Peace Now rimane in silenzio, e lo stesso fa Meretz, ad eccezione del coraggioso Zehava Gal-On. Pochi giorni di una guerra voluta e Yehoshua Sobol sta gia’ ammettendo di aver sempre avuto torto. Improvvisamente Peace Now e’ per lui uno “slogan infantile”. I suoi colleghi tacciono e il loro silenzio non e’ meno assordante. Solo l’estrema sinistra fa sentire la sua voce, ma e’ una voce che nessuno ascolta.
Molto prima che questa guerra venga decisa, si puo’ gia’ affermare che il suo costo vertiginoso includera’ il blackout morale che sta circondando e ricoprendo tutti noi, minacciando la nostra esistenza e la nostra immagine non meno dei razzi katyusha degli hezbollah.
La devastazione che stiamo seminando in Libano non tocca nessuno qui e per la maggior parte non viene nemmeno mostrata agli Israeliani. Quelli che vogliono sapere com’e’ Tiro ora devono ricorrere ai canali stranieri – il giornalista della BBC porta delle immagini agghiaccianti da li’, e immagini come quelle qui non verranno mai viste. Come si fa a non essere scioccati dalla sofferenza degli altri, causata da noi, anche quando anche il nostro nord soffre? La morte che stiamo seminando proprio ora a Gaza , con quasi 120 morti dal rapimento di Gilad Shalit, solo 27 lo scorso mercoledi’, ci tocca anche meno. Gli ospedali di Gaza sono pieni di bambini ustionati, ma a chi importa? L’oscurita’ della guerra nel nord ricopre anche loro.
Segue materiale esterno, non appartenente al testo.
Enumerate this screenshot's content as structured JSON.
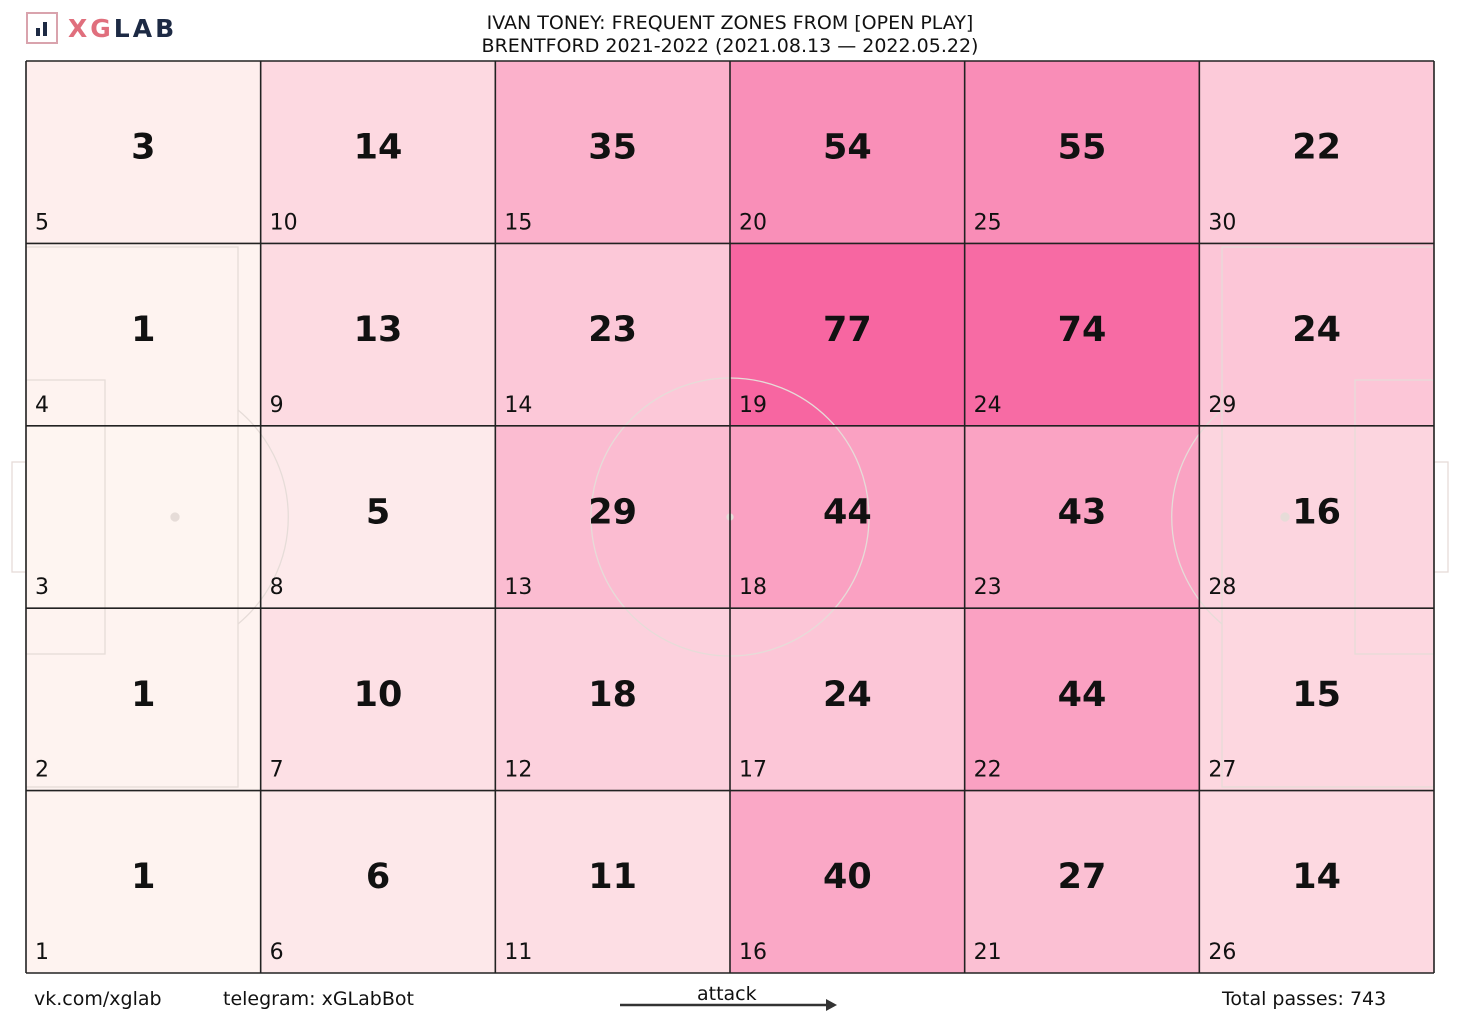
{
  "branding": {
    "logo_text_a": "XG",
    "logo_text_b": "LAB",
    "logo_icon": "bar-chart-icon",
    "accent_color": "#e06f7d"
  },
  "header": {
    "title_line1": "IVAN TONEY: FREQUENT ZONES FROM [OPEN PLAY]",
    "title_line2": "BRENTFORD 2021-2022 (2021.08.13 — 2022.05.22)"
  },
  "footer": {
    "vk": "vk.com/xglab",
    "telegram": "telegram: xGLabBot",
    "attack": "attack",
    "total": "Total passes: 743"
  },
  "chart_data": {
    "type": "heatmap",
    "title": "IVAN TONEY: FREQUENT ZONES FROM [OPEN PLAY]",
    "columns": 6,
    "rows": 5,
    "color_low": "#fef5f1",
    "color_high": "#f766a1",
    "cells": [
      {
        "zone": 5,
        "value": 3
      },
      {
        "zone": 10,
        "value": 14
      },
      {
        "zone": 15,
        "value": 35
      },
      {
        "zone": 20,
        "value": 54
      },
      {
        "zone": 25,
        "value": 55
      },
      {
        "zone": 30,
        "value": 22
      },
      {
        "zone": 4,
        "value": 1
      },
      {
        "zone": 9,
        "value": 13
      },
      {
        "zone": 14,
        "value": 23
      },
      {
        "zone": 19,
        "value": 77
      },
      {
        "zone": 24,
        "value": 74
      },
      {
        "zone": 29,
        "value": 24
      },
      {
        "zone": 3,
        "value": null
      },
      {
        "zone": 8,
        "value": 5
      },
      {
        "zone": 13,
        "value": 29
      },
      {
        "zone": 18,
        "value": 44
      },
      {
        "zone": 23,
        "value": 43
      },
      {
        "zone": 28,
        "value": 16
      },
      {
        "zone": 2,
        "value": 1
      },
      {
        "zone": 7,
        "value": 10
      },
      {
        "zone": 12,
        "value": 18
      },
      {
        "zone": 17,
        "value": 24
      },
      {
        "zone": 22,
        "value": 44
      },
      {
        "zone": 27,
        "value": 15
      },
      {
        "zone": 1,
        "value": 1
      },
      {
        "zone": 6,
        "value": 6
      },
      {
        "zone": 11,
        "value": 11
      },
      {
        "zone": 16,
        "value": 40
      },
      {
        "zone": 21,
        "value": 27
      },
      {
        "zone": 26,
        "value": 14
      }
    ]
  }
}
Da quando ci siamo abituati a pensare che la punizione collettiva sia un’arma legittima non c’e’ da meravigliarsi che non sia scaturito nessun dibattito sulla crudele punizione del Libano per le azioni degli Hezbollah. Se andava bene a Nablus, perche’ non a Beirut? L’unica critica che si sente su questa guerra riguarda la tattica. Siamo tutti generali adesso e la maggior parte delle persone spingono l’IDF ad intensificare le sue attivita’. Commentatori, ex generali e politici fanno a gara ad alzare la posta con proposte estreme.